Кто-то, знаешь ли, работает на работах попроще, да еще и двух детей кормит-поит. Не о Насте, так о них хотя бы подумай! Племянники твои, между прочим.

— У этих племянников есть мать и отец. И именно они должны думать о своих детях, раз уж удосужились заняться незащищенным кексом.

— А ты в мой кекс не лезь, — тут же вступила в перепалку Настя. – И не указывай, кому, когда и как им заниматься. Тоже мне, полиция нравов нашлась.

Тебе просто ни одна нормальная ба..ба не дает и детей от тебя не хочет, вот ты и бесишься, что у меня их двое уже.

— Бешусь я, потому что ни с того, ни с сего, выясняется, что все наследство я почему-то должен отдать тебе ни с бухты, ни с барахты.

Ладно, бабушка завещания не оставила, но ты, мам, могла бы и вспомнить, что у тебя, вообще-то, два ребенка.

И если уж делить, то делить поровну. Хотя, как по мне, Настькиной доли там вообще быть не должно: по-честному будет все отдать тому, кто за бабушкой ухаживал.

— По-честному?! Это где же это у нас такая честность, что у одного к тридцати годам квартира есть, а сестричка с двумя детьми у матери ютится?!

— Я на эту квартиру сам заработал! Пахал, начиная с универа, в две смены, без выходных и праздничных дней, пока твоя любимая Настя только хвостом перед мужиками крутила.

Вот и докрутилась, что двоих детей прижила и даже не знает, кто отец!

— Э, слышь, ты к детям вообще не лезь к моим!

— А ты их везде не впаривай, как козырную карту, по которой тебе все должно оставаться.

— Между прочим, в отличие от тебя, я на «все» и не претендую! Мама правильно рассудила! Мне – квартира, а тебе пусть дача будет.

— Отличное решение! Квартира два ляма стоит, а дача тай боже чтобы на триста тысяч со всеми досками зашла…

— Не все меряется деньгами, сынок, — укоризненно вздохнув, мать покачала головой. – Ну вот сам подумай, как я должна родную дочь на улице оставить?

Пусть даже ты за бабушкой ухаживал. Так ты что, за деньги это делал? А если бы после нее вообще ничего не осталось, вот ни дачи, ни квартиры, ни копейки вообще – что, бросил бы ее, или в дом престарелых сдал?

— Я бы не бросил. Вот только Настя к ней даже не показалась ни разу за последние пять лет.

А ты берешь – и вот так вот отдаешь ей самый жирный кусок наследства, — Арсений снова попытался объяснить причины своего негодования, но в очередной раз напоролся на любимое мамино:

— Ну так не бросать же мне за это родную дочь!

В принципе, эта фраза характеризовала все их семейные взаимоотношения.
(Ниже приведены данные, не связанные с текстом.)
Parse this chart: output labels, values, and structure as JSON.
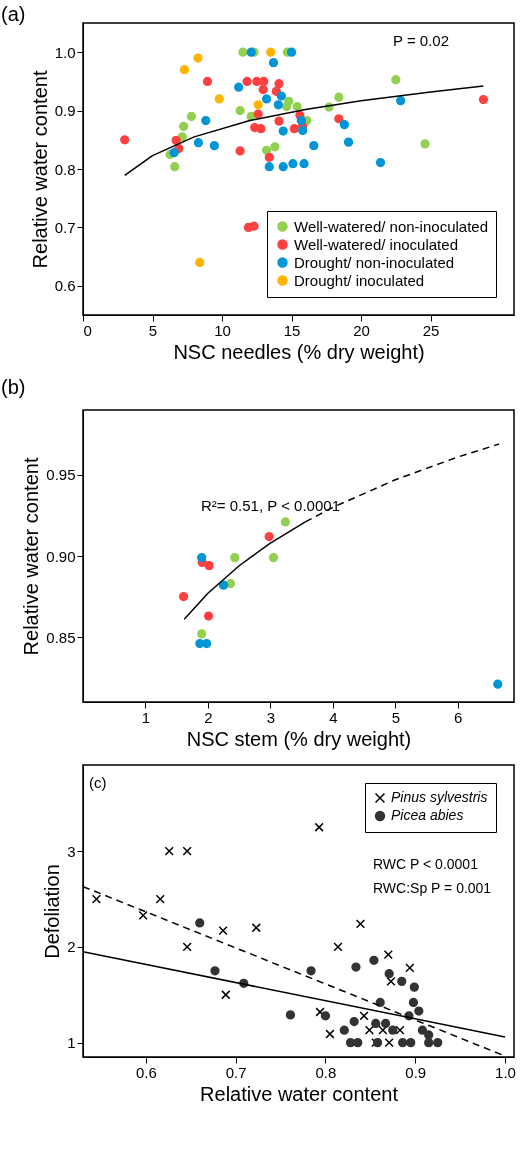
{
  "chart_data": [
    {
      "type": "scatter",
      "title": "(a)",
      "xlabel": "NSC needles (% dry weight)",
      "ylabel": "Relative water content",
      "xlim": [
        0,
        31
      ],
      "ylim": [
        0.55,
        1.05
      ],
      "xticks": [
        0,
        5,
        10,
        15,
        20,
        25
      ],
      "yticks": [
        0.6,
        0.7,
        0.8,
        0.9,
        {
          "value": 1,
          "label": "1.0"
        }
      ],
      "grid": false,
      "legend": "bottom right",
      "marker": "circle",
      "annotations": [
        "P = 0.02"
      ],
      "series": [
        {
          "name": "Well-watered/ non-inoculated",
          "color": "#92d050",
          "x": [
            11.5,
            12.3,
            14.7,
            14.8,
            14.65,
            15.4,
            11.3,
            12.1,
            7.8,
            7.24,
            7.14,
            6.26,
            6.6,
            13.2,
            13.8,
            16.1,
            22.5,
            18.4,
            17.7,
            24.6
          ],
          "values": [
            1.0,
            1.0,
            1.0,
            0.916,
            0.907,
            0.907,
            0.9,
            0.89,
            0.89,
            0.873,
            0.855,
            0.825,
            0.804,
            0.832,
            0.838,
            0.883,
            0.953,
            0.923,
            0.906,
            0.843
          ]
        },
        {
          "name": "Well-watered/ inoculated",
          "color": "#ff4040",
          "x": [
            3.0,
            6.7,
            6.9,
            8.95,
            11.8,
            12.5,
            13.0,
            14.1,
            12.96,
            13.9,
            12.6,
            15.6,
            14.1,
            12.35,
            12.8,
            15.2,
            15.8,
            11.3,
            13.4,
            11.9,
            12.3,
            18.4,
            28.8
          ],
          "values": [
            0.85,
            0.849,
            0.835,
            0.95,
            0.95,
            0.95,
            0.95,
            0.946,
            0.936,
            0.933,
            0.894,
            0.892,
            0.882,
            0.871,
            0.869,
            0.869,
            0.873,
            0.831,
            0.82,
            0.7,
            0.702,
            0.886,
            0.919
          ]
        },
        {
          "name": "Drought/ non-inoculated",
          "color": "#0096d6",
          "x": [
            12.1,
            15.0,
            13.7,
            11.2,
            14.27,
            13.2,
            14.05,
            15.7,
            8.83,
            14.4,
            15.8,
            8.3,
            9.45,
            6.55,
            13.4,
            14.4,
            15.1,
            15.9,
            22.85,
            18.8,
            19.1,
            16.6,
            21.4
          ],
          "values": [
            1.0,
            1.0,
            0.982,
            0.94,
            0.925,
            0.92,
            0.91,
            0.883,
            0.883,
            0.865,
            0.866,
            0.845,
            0.84,
            0.828,
            0.804,
            0.804,
            0.809,
            0.809,
            0.917,
            0.876,
            0.846,
            0.84,
            0.811
          ]
        },
        {
          "name": "Drought/ inoculated",
          "color": "#ffb400",
          "x": [
            13.5,
            8.27,
            7.3,
            9.8,
            12.6,
            8.4
          ],
          "values": [
            1.0,
            0.99,
            0.97,
            0.92,
            0.91,
            0.64
          ]
        },
        {
          "type": "line",
          "color": "#000000",
          "line_style": "solid",
          "marker": "none",
          "x": [
            3,
            5,
            8,
            12,
            16,
            20,
            25,
            28.8
          ],
          "values": [
            0.789,
            0.823,
            0.855,
            0.883,
            0.902,
            0.917,
            0.932,
            0.942
          ]
        }
      ]
    },
    {
      "type": "scatter",
      "title": "(b)",
      "xlabel": "NSC stem (% dry weight)",
      "ylabel": "Relative water content",
      "xlim": [
        0,
        6.9
      ],
      "ylim": [
        0.81,
        0.99
      ],
      "xticks": [
        1,
        2,
        3,
        4,
        5,
        6
      ],
      "yticks": [
        0.85,
        {
          "value": 0.9,
          "label": "0.90"
        },
        0.95
      ],
      "grid": false,
      "legend": false,
      "marker": "circle",
      "annotations": [
        "R²= 0.51, P < 0.0001"
      ],
      "series": [
        {
          "color": "#92d050",
          "x": [
            1.9,
            2.36,
            2.43,
            3.05,
            3.24
          ],
          "values": [
            0.852,
            0.883,
            0.899,
            0.899,
            0.921
          ]
        },
        {
          "color": "#ff4040",
          "x": [
            1.91,
            2.02,
            1.61,
            2.98,
            2.01
          ],
          "values": [
            0.896,
            0.894,
            0.875,
            0.912,
            0.863
          ]
        },
        {
          "color": "#0096d6",
          "x": [
            1.9,
            2.25,
            1.87,
            1.98,
            6.64
          ],
          "values": [
            0.899,
            0.882,
            0.846,
            0.846,
            0.821
          ]
        },
        {
          "type": "line",
          "color": "#000000",
          "line_style": "solid",
          "marker": "none",
          "x": [
            1.62,
            2,
            2.5,
            3,
            3.56
          ],
          "values": [
            0.861,
            0.877,
            0.894,
            0.908,
            0.921
          ]
        },
        {
          "type": "line",
          "color": "#000000",
          "line_style": "dashed",
          "marker": "none",
          "x": [
            3.56,
            4,
            5,
            6,
            6.66
          ],
          "values": [
            0.921,
            0.93,
            0.947,
            0.961,
            0.969
          ]
        }
      ]
    },
    {
      "type": "scatter",
      "title": "(c)",
      "xlabel": "Relative water content",
      "ylabel": "Defoliation",
      "xlim": [
        0.53,
        1.01
      ],
      "ylim": [
        0.85,
        3.9
      ],
      "xticks": [
        0.6,
        0.7,
        0.8,
        0.9,
        {
          "value": 1,
          "label": "1.0"
        }
      ],
      "yticks": [
        1,
        2,
        3
      ],
      "grid": false,
      "legend": "top right",
      "annotations": [
        "RWC     P < 0.0001",
        "RWC:Sp  P = 0.001"
      ],
      "series": [
        {
          "name": "Pinus sylvestris",
          "color": "#000000",
          "marker": "cross",
          "x": [
            0.545,
            0.597,
            0.616,
            0.626,
            0.646,
            0.646,
            0.686,
            0.723,
            0.689,
            0.793,
            0.839,
            0.814,
            0.87,
            0.894,
            0.873,
            0.794,
            0.843,
            0.805,
            0.849,
            0.864,
            0.883,
            0.856,
            0.871
          ],
          "values": [
            2.5,
            2.33,
            2.5,
            3.0,
            3.0,
            2.0,
            2.17,
            2.2,
            1.5,
            3.25,
            2.24,
            2.0,
            1.92,
            1.78,
            1.64,
            1.32,
            1.28,
            1.09,
            1.13,
            1.13,
            1.13,
            1.0,
            1.0
          ]
        },
        {
          "name": "Picea abies",
          "color": "#333333",
          "marker": "circle",
          "x": [
            0.66,
            0.677,
            0.709,
            0.761,
            0.784,
            0.8,
            0.834,
            0.854,
            0.871,
            0.885,
            0.899,
            0.861,
            0.898,
            0.904,
            0.893,
            0.821,
            0.832,
            0.856,
            0.867,
            0.875,
            0.908,
            0.915,
            0.828,
            0.836,
            0.858,
            0.886,
            0.895,
            0.915,
            0.925
          ],
          "values": [
            2.25,
            1.75,
            1.62,
            1.29,
            1.75,
            1.28,
            1.79,
            1.86,
            1.72,
            1.64,
            1.58,
            1.42,
            1.42,
            1.33,
            1.28,
            1.13,
            1.22,
            1.2,
            1.2,
            1.13,
            1.13,
            1.08,
            1.0,
            1.0,
            1.0,
            1.0,
            1.0,
            1.0,
            1.0
          ]
        },
        {
          "type": "line",
          "color": "#000000",
          "line_style": "dashed",
          "marker": "none",
          "x": [
            0.53,
            1.0
          ],
          "values": [
            2.63,
            0.86
          ]
        },
        {
          "type": "line",
          "color": "#000000",
          "line_style": "solid",
          "marker": "none",
          "x": [
            0.53,
            1.0
          ],
          "values": [
            1.95,
            1.06
          ]
        }
      ]
    }
  ]
}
Дочь у матери была родная, а вот Арсений, видимо, или приемный, или «пробный», «неудачный» вариант ребенка.

Помнил он, как радовалась мама появлению Насти и постоянно говорила о том, что всегда мечтала о дочери.

Помнил и то, как под девизом «маленьким нужней» все самое лучшее отдавалось Насте.

Что интересно, когда в возрасте сестры был он, считалось абсолютно не зазорным вместо покупки новой одежды обрядить его в вещи, оставшиеся от подросших двоюродных братьев.

А вот Насте, почему-то, «обноски» отдавать не позволяли – покупали ей все новенькое и непременно в брендовом магазине, а не на рынке.

— Во времена твоего детства у нас с деньгами все было совсем плохо. Вот и выкручивались, как могли.

Пусть уж хотя бы у Настеньки будут хорошие воспоминания и нормальная жизнь, — отговаривалась мать каждый раз, когда Арсений возмущался происходящей в семье несправедливостью.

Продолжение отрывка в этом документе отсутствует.